The analysis and interpretation of the above mature poetic works of Solomos will also take into account the particular relationships that Solomos's poetic art generally develops both with the European spiritual and literary tradition (Enlightenment and Neoclassicism, respectively), as well as with Modern Greek literary tradition, as the latter is depicted in the folk song, in the literature of Crete of the 17th cent., in Arcadism and in the Neoclassicism of the late 18th cent, in the patriotic and political-satirical poetry of the same era.

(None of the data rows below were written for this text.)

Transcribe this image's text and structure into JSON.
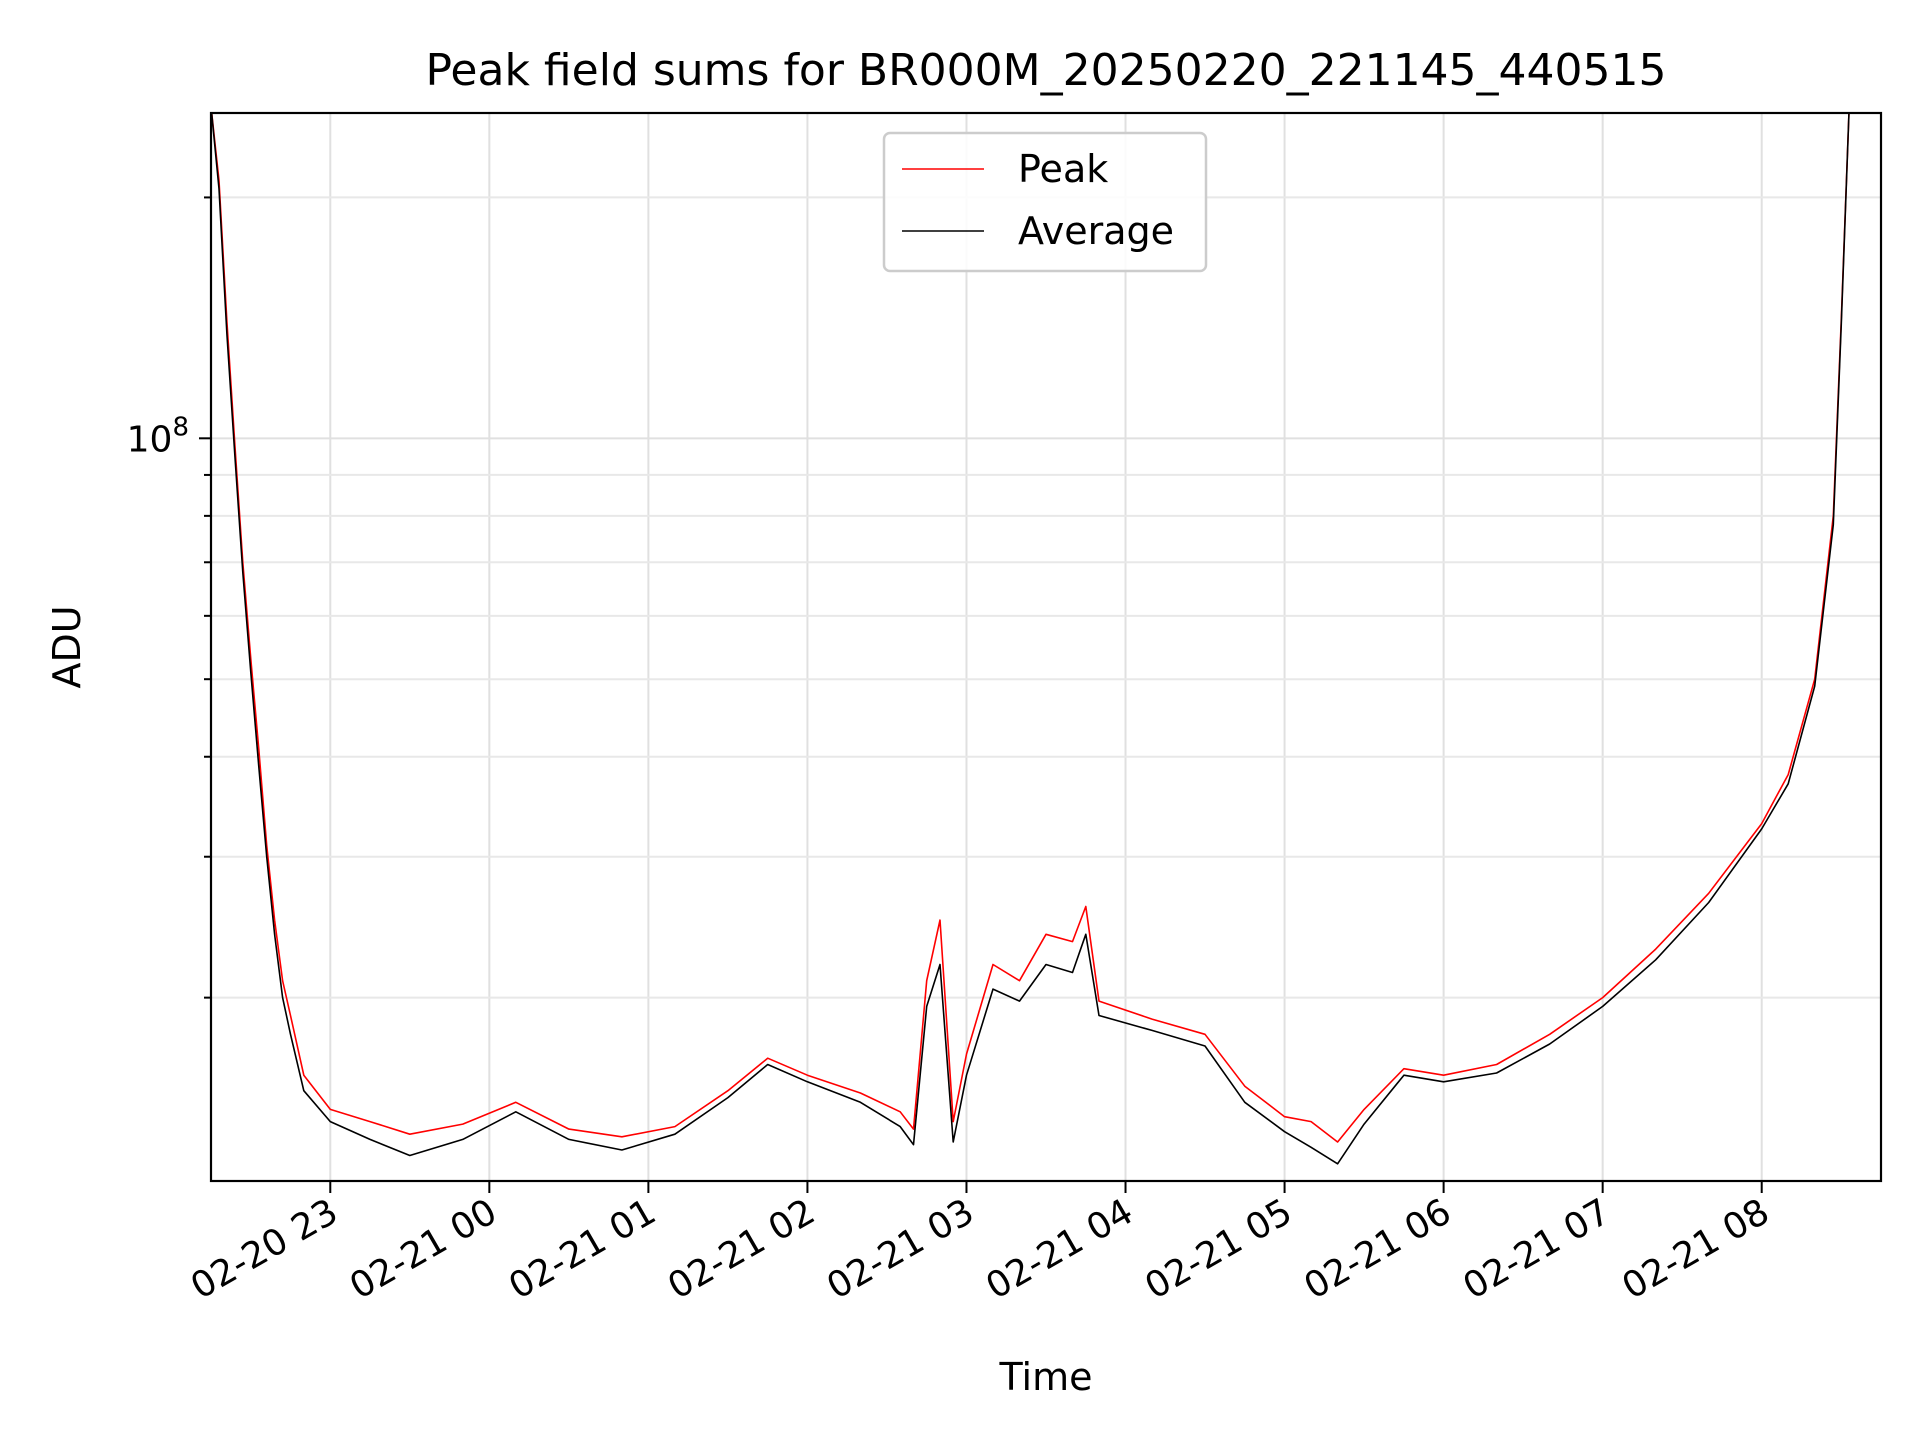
{
  "chart_data": {
    "type": "line",
    "title": "Peak field sums for BR000M_20250220_221145_440515",
    "xlabel": "Time",
    "ylabel": "ADU",
    "yscale": "log",
    "ylim": [
      11800000,
      255000000
    ],
    "xlim": [
      "2025-02-20 22:15",
      "2025-02-21 08:45"
    ],
    "grid": true,
    "legend_position": "upper center",
    "x_ticks": [
      "02-20 23",
      "02-21 00",
      "02-21 01",
      "02-21 02",
      "02-21 03",
      "02-21 04",
      "02-21 05",
      "02-21 06",
      "02-21 07",
      "02-21 08"
    ],
    "y_major_tick": {
      "value": 100000000,
      "label_base": "10",
      "label_exp": "8"
    },
    "colors": {
      "peak": "#ff0000",
      "average": "#000000"
    },
    "series": [
      {
        "name": "Peak",
        "color": "#ff0000",
        "x": [
          "2025-02-20 22:15",
          "2025-02-20 22:18",
          "2025-02-20 22:21",
          "2025-02-20 22:24",
          "2025-02-20 22:27",
          "2025-02-20 22:30",
          "2025-02-20 22:33",
          "2025-02-20 22:36",
          "2025-02-20 22:39",
          "2025-02-20 22:42",
          "2025-02-20 22:45",
          "2025-02-20 22:50",
          "2025-02-20 23:00",
          "2025-02-20 23:15",
          "2025-02-20 23:30",
          "2025-02-20 23:50",
          "2025-02-21 00:10",
          "2025-02-21 00:30",
          "2025-02-21 00:50",
          "2025-02-21 01:10",
          "2025-02-21 01:30",
          "2025-02-21 01:45",
          "2025-02-21 02:00",
          "2025-02-21 02:20",
          "2025-02-21 02:35",
          "2025-02-21 02:40",
          "2025-02-21 02:45",
          "2025-02-21 02:50",
          "2025-02-21 02:55",
          "2025-02-21 03:00",
          "2025-02-21 03:10",
          "2025-02-21 03:20",
          "2025-02-21 03:30",
          "2025-02-21 03:40",
          "2025-02-21 03:45",
          "2025-02-21 03:50",
          "2025-02-21 04:10",
          "2025-02-21 04:30",
          "2025-02-21 04:45",
          "2025-02-21 05:00",
          "2025-02-21 05:10",
          "2025-02-21 05:20",
          "2025-02-21 05:30",
          "2025-02-21 05:45",
          "2025-02-21 06:00",
          "2025-02-21 06:20",
          "2025-02-21 06:40",
          "2025-02-21 07:00",
          "2025-02-21 07:20",
          "2025-02-21 07:40",
          "2025-02-21 08:00",
          "2025-02-21 08:10",
          "2025-02-21 08:20",
          "2025-02-21 08:27",
          "2025-02-21 08:30",
          "2025-02-21 08:33"
        ],
        "values": [
          260000000,
          210000000,
          140000000,
          98000000,
          70000000,
          53000000,
          41000000,
          31000000,
          25000000,
          21000000,
          19000000,
          16000000,
          14500000,
          14000000,
          13500000,
          13900000,
          14800000,
          13700000,
          13400000,
          13800000,
          15300000,
          16800000,
          16000000,
          15200000,
          14400000,
          13700000,
          21000000,
          25000000,
          14000000,
          17000000,
          22000000,
          21000000,
          24000000,
          23500000,
          26000000,
          19800000,
          18800000,
          18000000,
          15500000,
          14200000,
          14000000,
          13200000,
          14500000,
          16300000,
          16000000,
          16500000,
          18000000,
          20000000,
          23000000,
          27000000,
          33000000,
          38000000,
          50000000,
          80000000,
          140000000,
          260000000
        ]
      },
      {
        "name": "Average",
        "color": "#000000",
        "x": [
          "2025-02-20 22:15",
          "2025-02-20 22:18",
          "2025-02-20 22:21",
          "2025-02-20 22:24",
          "2025-02-20 22:27",
          "2025-02-20 22:30",
          "2025-02-20 22:33",
          "2025-02-20 22:36",
          "2025-02-20 22:39",
          "2025-02-20 22:42",
          "2025-02-20 22:45",
          "2025-02-20 22:50",
          "2025-02-20 23:00",
          "2025-02-20 23:15",
          "2025-02-20 23:30",
          "2025-02-20 23:50",
          "2025-02-21 00:10",
          "2025-02-21 00:30",
          "2025-02-21 00:50",
          "2025-02-21 01:10",
          "2025-02-21 01:30",
          "2025-02-21 01:45",
          "2025-02-21 02:00",
          "2025-02-21 02:20",
          "2025-02-21 02:35",
          "2025-02-21 02:40",
          "2025-02-21 02:45",
          "2025-02-21 02:50",
          "2025-02-21 02:55",
          "2025-02-21 03:00",
          "2025-02-21 03:10",
          "2025-02-21 03:20",
          "2025-02-21 03:30",
          "2025-02-21 03:40",
          "2025-02-21 03:45",
          "2025-02-21 03:50",
          "2025-02-21 04:10",
          "2025-02-21 04:30",
          "2025-02-21 04:45",
          "2025-02-21 05:00",
          "2025-02-21 05:10",
          "2025-02-21 05:20",
          "2025-02-21 05:30",
          "2025-02-21 05:45",
          "2025-02-21 06:00",
          "2025-02-21 06:20",
          "2025-02-21 06:40",
          "2025-02-21 07:00",
          "2025-02-21 07:20",
          "2025-02-21 07:40",
          "2025-02-21 08:00",
          "2025-02-21 08:10",
          "2025-02-21 08:20",
          "2025-02-21 08:27",
          "2025-02-21 08:30",
          "2025-02-21 08:33"
        ],
        "values": [
          260000000,
          205000000,
          135000000,
          95000000,
          68000000,
          51000000,
          39000000,
          30000000,
          24000000,
          20000000,
          18000000,
          15300000,
          14000000,
          13300000,
          12700000,
          13300000,
          14400000,
          13300000,
          12900000,
          13500000,
          15000000,
          16500000,
          15700000,
          14800000,
          13800000,
          13100000,
          19500000,
          22000000,
          13200000,
          16000000,
          20500000,
          19800000,
          22000000,
          21500000,
          24000000,
          19000000,
          18200000,
          17400000,
          14800000,
          13600000,
          13000000,
          12400000,
          13900000,
          16000000,
          15700000,
          16100000,
          17500000,
          19500000,
          22300000,
          26300000,
          32500000,
          37000000,
          49000000,
          78000000,
          138000000,
          260000000
        ]
      }
    ]
  }
}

ΚΦΝ10 Modern Greek Literature, 19th c. ΙΙ

Maria Rota

The course examines the innovative trends in prose writing from 1880 to 1900 (the previous literary tradition, the stream of ethography, the new literature forms, the basic characteristics of this prose).

Semester 07

ΚΦΝ12 Modern Greek Literature, 20th c. Ι

Euripides Garantoudis

The aim of the course is to analyze aesthetically and to include in their historical and gramatological context poetic texts of Greek poets of the late 19th century and the beginning of the 20th century, who live and create until the interwar period. I have chosen to examine some poets with a greater emphasis than others judging, on the one hand, the criterion of linguistic quality and recognition of their work and on the other hand, on the fact that they represent basic versions of the evolution of Greek poetry during the examined period. The poets examined are primarily K.P. Kavafis and secondarily Kostis Palamas, Angelos Sikelianos and K.G. Karyotakis. In the context of the course, the co-examination of the work of the above poets will be attempted, so that their parallel response to the aesthetic trends and the historical and social conditions of their time can be perceived.

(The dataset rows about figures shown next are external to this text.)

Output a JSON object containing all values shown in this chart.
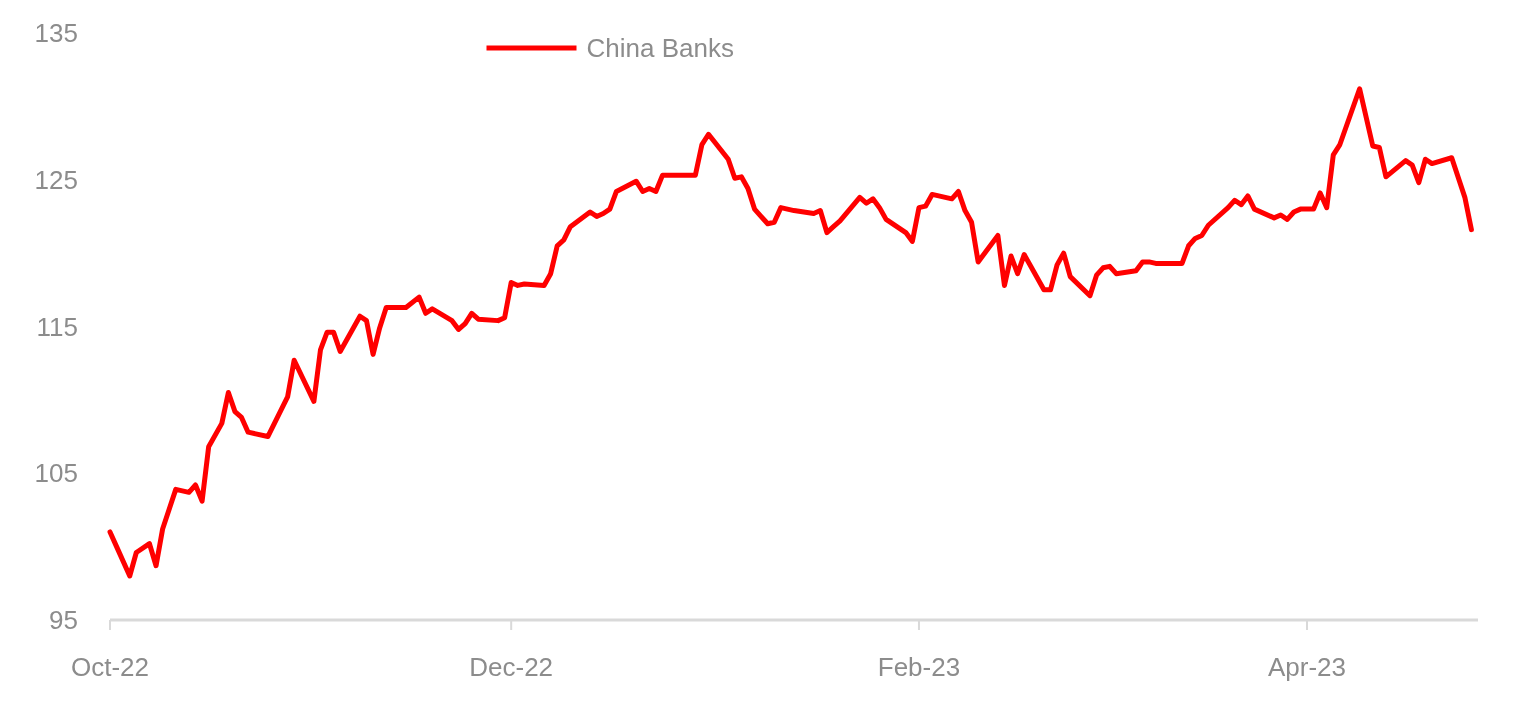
{
  "chart_data": {
    "type": "line",
    "legend": "top",
    "xlim": [
      "2022-10-01",
      "2023-04-27"
    ],
    "xticks": [
      {
        "value": "2022-10-01",
        "label": "Oct-22"
      },
      {
        "value": "2022-12-01",
        "label": "Dec-22"
      },
      {
        "value": "2023-02-01",
        "label": "Feb-23"
      },
      {
        "value": "2023-04-01",
        "label": "Apr-23"
      }
    ],
    "ylim": [
      95,
      135
    ],
    "yticks": [
      95,
      105,
      115,
      125,
      135
    ],
    "grid": false,
    "marker": "none",
    "line_style": "solid",
    "x": [
      "2022-10-01",
      "2022-10-02",
      "2022-10-04",
      "2022-10-05",
      "2022-10-07",
      "2022-10-08",
      "2022-10-09",
      "2022-10-11",
      "2022-10-13",
      "2022-10-14",
      "2022-10-15",
      "2022-10-16",
      "2022-10-18",
      "2022-10-19",
      "2022-10-20",
      "2022-10-21",
      "2022-10-22",
      "2022-10-25",
      "2022-10-28",
      "2022-10-29",
      "2022-11-01",
      "2022-11-02",
      "2022-11-03",
      "2022-11-04",
      "2022-11-05",
      "2022-11-08",
      "2022-11-09",
      "2022-11-10",
      "2022-11-11",
      "2022-11-12",
      "2022-11-15",
      "2022-11-17",
      "2022-11-18",
      "2022-11-19",
      "2022-11-22",
      "2022-11-23",
      "2022-11-24",
      "2022-11-25",
      "2022-11-26",
      "2022-11-29",
      "2022-11-30",
      "2022-12-01",
      "2022-12-02",
      "2022-12-03",
      "2022-12-06",
      "2022-12-07",
      "2022-12-08",
      "2022-12-09",
      "2022-12-10",
      "2022-12-13",
      "2022-12-14",
      "2022-12-15",
      "2022-12-16",
      "2022-12-17",
      "2022-12-20",
      "2022-12-21",
      "2022-12-22",
      "2022-12-23",
      "2022-12-24",
      "2022-12-27",
      "2022-12-29",
      "2022-12-30",
      "2022-12-31",
      "2023-01-03",
      "2023-01-04",
      "2023-01-05",
      "2023-01-06",
      "2023-01-07",
      "2023-01-09",
      "2023-01-10",
      "2023-01-11",
      "2023-01-13",
      "2023-01-16",
      "2023-01-17",
      "2023-01-18",
      "2023-01-19",
      "2023-01-20",
      "2023-01-23",
      "2023-01-24",
      "2023-01-25",
      "2023-01-26",
      "2023-01-27",
      "2023-01-30",
      "2023-01-31",
      "2023-02-01",
      "2023-02-02",
      "2023-02-03",
      "2023-02-06",
      "2023-02-07",
      "2023-02-08",
      "2023-02-09",
      "2023-02-10",
      "2023-02-13",
      "2023-02-14",
      "2023-02-15",
      "2023-02-16",
      "2023-02-17",
      "2023-02-20",
      "2023-02-21",
      "2023-02-22",
      "2023-02-23",
      "2023-02-24",
      "2023-02-27",
      "2023-02-28",
      "2023-03-01",
      "2023-03-02",
      "2023-03-03",
      "2023-03-06",
      "2023-03-07",
      "2023-03-08",
      "2023-03-09",
      "2023-03-13",
      "2023-03-14",
      "2023-03-15",
      "2023-03-16",
      "2023-03-17",
      "2023-03-20",
      "2023-03-21",
      "2023-03-22",
      "2023-03-23",
      "2023-03-24",
      "2023-03-27",
      "2023-03-28",
      "2023-03-29",
      "2023-03-30",
      "2023-03-31",
      "2023-04-02",
      "2023-04-03",
      "2023-04-04",
      "2023-04-05",
      "2023-04-06",
      "2023-04-09",
      "2023-04-11",
      "2023-04-12",
      "2023-04-13",
      "2023-04-16",
      "2023-04-17",
      "2023-04-18",
      "2023-04-19",
      "2023-04-20",
      "2023-04-23",
      "2023-04-25",
      "2023-04-26"
    ],
    "series": [
      {
        "name": "China Banks",
        "color": "#ff0000",
        "values": [
          101.0,
          100.0,
          98.0,
          99.6,
          100.2,
          98.7,
          101.2,
          103.9,
          103.7,
          104.2,
          103.1,
          106.8,
          108.4,
          110.5,
          109.2,
          108.8,
          107.8,
          107.5,
          110.2,
          112.7,
          109.9,
          113.4,
          114.6,
          114.6,
          113.3,
          115.7,
          115.4,
          113.1,
          114.9,
          116.3,
          116.3,
          117.0,
          115.9,
          116.2,
          115.4,
          114.8,
          115.2,
          115.9,
          115.5,
          115.4,
          115.6,
          118.0,
          117.8,
          117.9,
          117.8,
          118.6,
          120.5,
          120.9,
          121.8,
          122.8,
          122.5,
          122.7,
          123.0,
          124.2,
          124.9,
          124.2,
          124.4,
          124.2,
          125.3,
          125.3,
          125.3,
          127.4,
          128.1,
          126.4,
          125.1,
          125.2,
          124.4,
          123.0,
          122.0,
          122.1,
          123.1,
          122.9,
          122.7,
          122.9,
          121.4,
          121.8,
          122.2,
          123.8,
          123.4,
          123.7,
          123.1,
          122.3,
          121.4,
          120.8,
          123.1,
          123.2,
          124.0,
          123.7,
          124.2,
          122.9,
          122.1,
          119.4,
          121.2,
          117.8,
          119.8,
          118.6,
          119.9,
          117.5,
          117.5,
          119.2,
          120.0,
          118.4,
          117.1,
          118.5,
          119.0,
          119.1,
          118.6,
          118.8,
          119.4,
          119.4,
          119.3,
          119.3,
          120.5,
          121.0,
          121.2,
          121.9,
          123.1,
          123.6,
          123.3,
          123.9,
          123.0,
          122.4,
          122.6,
          122.3,
          122.8,
          123.0,
          123.0,
          124.1,
          123.1,
          126.7,
          127.4,
          131.2,
          127.3,
          127.2,
          125.2,
          126.3,
          126.0,
          124.8,
          126.4,
          126.1,
          126.5,
          123.8,
          121.6
        ]
      }
    ]
  }
}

ΚΦΝ13 Modern Greek Literature, 20th c. ΙΙ 

Thanassis Agathos

The course focuses on the Modern Greek prose fiction of the first decades of the 20th century and the various trends that influenced the prose production. Representative texts of the period (by Xenopoulos, Theotokis, Chatzopoulos, Kazantzakis) are discussed.

Semester 08

ΚΦΝ15 Modern Greek Literature, 20th c. ΙΙΙ

Nadia Fragkouli

In this course we will study the poetry of the Thirties Generation as a significant milestone in the History of Modern Greek Literature. We will also discuss the ways it was perceived by Greek intellectuals, while also comparing the Greek phenomenon to its western counterpart, as expressed in the European and American literary texts of high modernism. The definition of modern poetry by Nasos Vagenas, along with the traits of modernist poetry, will serve as a tool for the study of selected texts by poets of the Thirties Generation. Key concepts attributed by literary scholars to the poetry of this generation will also be addressed (i.e. mythical method, intertextuality, Greekness, surrealist traits). Finally, we will examine how poets of the Thirties Generation relate to other art forms (painting, cinema, music), while elaborating on the methodological prerequisites for any interart study.

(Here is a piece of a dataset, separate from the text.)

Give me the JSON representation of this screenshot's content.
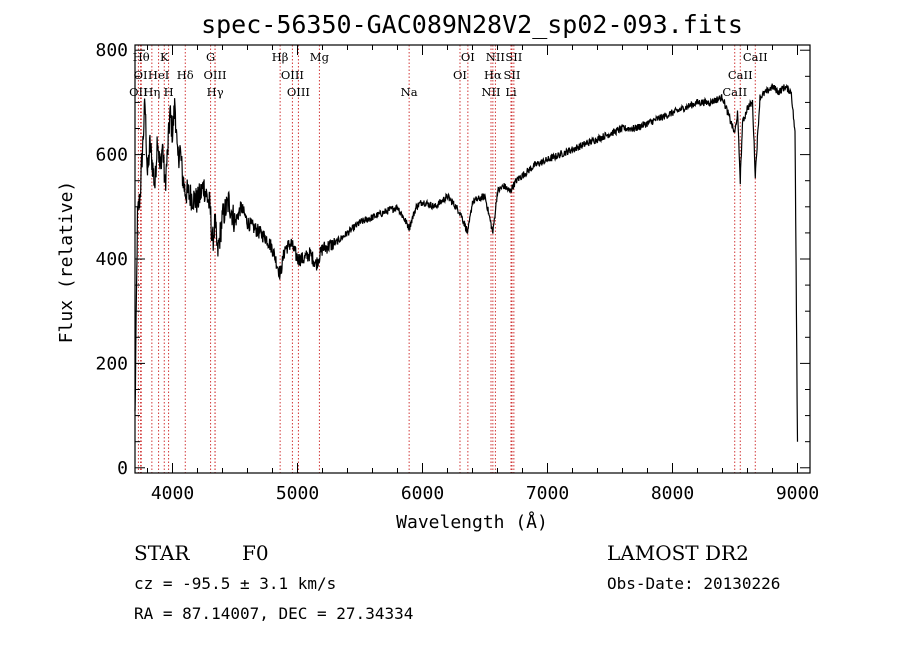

ΚΦΝ16 Modern Greek Literature, 20th c. ΙV

Thanassis Agathos

The course investigates the ideological and aesthetic orientations of the Greek prose fiction writers of the Generation of the 1930s, provides analysis of representative texts (by Myrivilis, Theotokas, Terzakis, Politis, Venezis, Karagatsis, Nakou and others) and, finally, examines their critical reception and position in the Modern Greek literary canon.